Claude Shannon brought entropy to Information theory. He loved Entropy so much. In fact, he called his house the Entropy House.

Language can be described using entropy. Some things we say more often, and they don’t capture as much surprise.

Low entropy: “The”, “And”, “There”, “Password”

High entropy:  “supercalifragilisticexpialidocious”, “xylophone”

For example, you probably wouldn’t want to use a low entropy word to be your password…

Claude Shannon saw that language was information, in fact, he saw that all language was statistical in nature, saying: “anyone speaking a language possesses, implicitly, an enormous knowledge of the statistics of the language. Familiarity with the words, idioms, cliches, and grammar enables him to fill in missing or incorrect letters in proof-reading, or to complete an unfinished phrase in conversation.”

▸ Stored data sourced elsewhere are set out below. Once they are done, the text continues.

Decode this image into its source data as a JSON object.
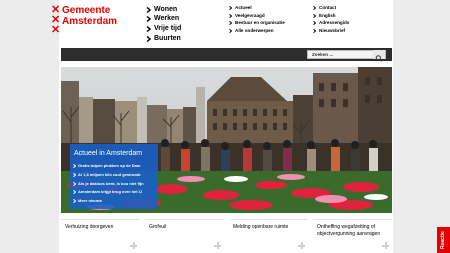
{
  "logo": {
    "line1": "Gemeente",
    "line2": "Amsterdam",
    "mark": "XXX"
  },
  "primary_nav": [
    {
      "label": "Wonen"
    },
    {
      "label": "Werken"
    },
    {
      "label": "Vrije tijd"
    },
    {
      "label": "Buurten"
    }
  ],
  "secondary_nav_left": [
    {
      "label": "Actueel"
    },
    {
      "label": "Veelgevraagd"
    },
    {
      "label": "Bestuur en organisatie"
    },
    {
      "label": "Alle onderwerpen"
    }
  ],
  "secondary_nav_right": [
    {
      "label": "Contact"
    },
    {
      "label": "English"
    },
    {
      "label": "Adressengids"
    },
    {
      "label": "Nieuwsbrief"
    }
  ],
  "search": {
    "placeholder": "Zoeken ..."
  },
  "news": {
    "title": "Actueel in Amsterdam",
    "items": [
      {
        "label": "Gratis tulpen plukken op de Dam"
      },
      {
        "label": "Al 1,8 miljoen kilo zout gestrooid"
      },
      {
        "label": "Als je dakloos bent, is kou niet fijn"
      },
      {
        "label": "Amsterdam krijgt brug over het IJ"
      },
      {
        "label": "Meer nieuws"
      }
    ]
  },
  "tiles": [
    {
      "label": "Verhuizing doorgeven"
    },
    {
      "label": "Grofvuil"
    },
    {
      "label": "Melding openbare ruimte"
    },
    {
      "label": "Ontheffing wegafzetting of objectvergunning aanvragen"
    }
  ],
  "feedback": {
    "label": "Reactie"
  },
  "colors": {
    "brand_red": "#ec0000",
    "nav_dark": "#2d2d2d",
    "news_blue": "#1960c4",
    "feedback_red": "#e40000"
  }
}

See how well you can use your statistical understanding of english by filling in the blanks of this phrase:

_____ Shannon was the invento_ of entrop_, he is my her_, I want to study informati_ theory for the ____ of my life.

Claude Shannon also did this in his foundational paper: Prediction and Entropy of Printed English.

In his paper, Claude outlined it as below. The first line is the original text; the second line contains a dash for each letter that was correctly guessed using the statistical nature of english.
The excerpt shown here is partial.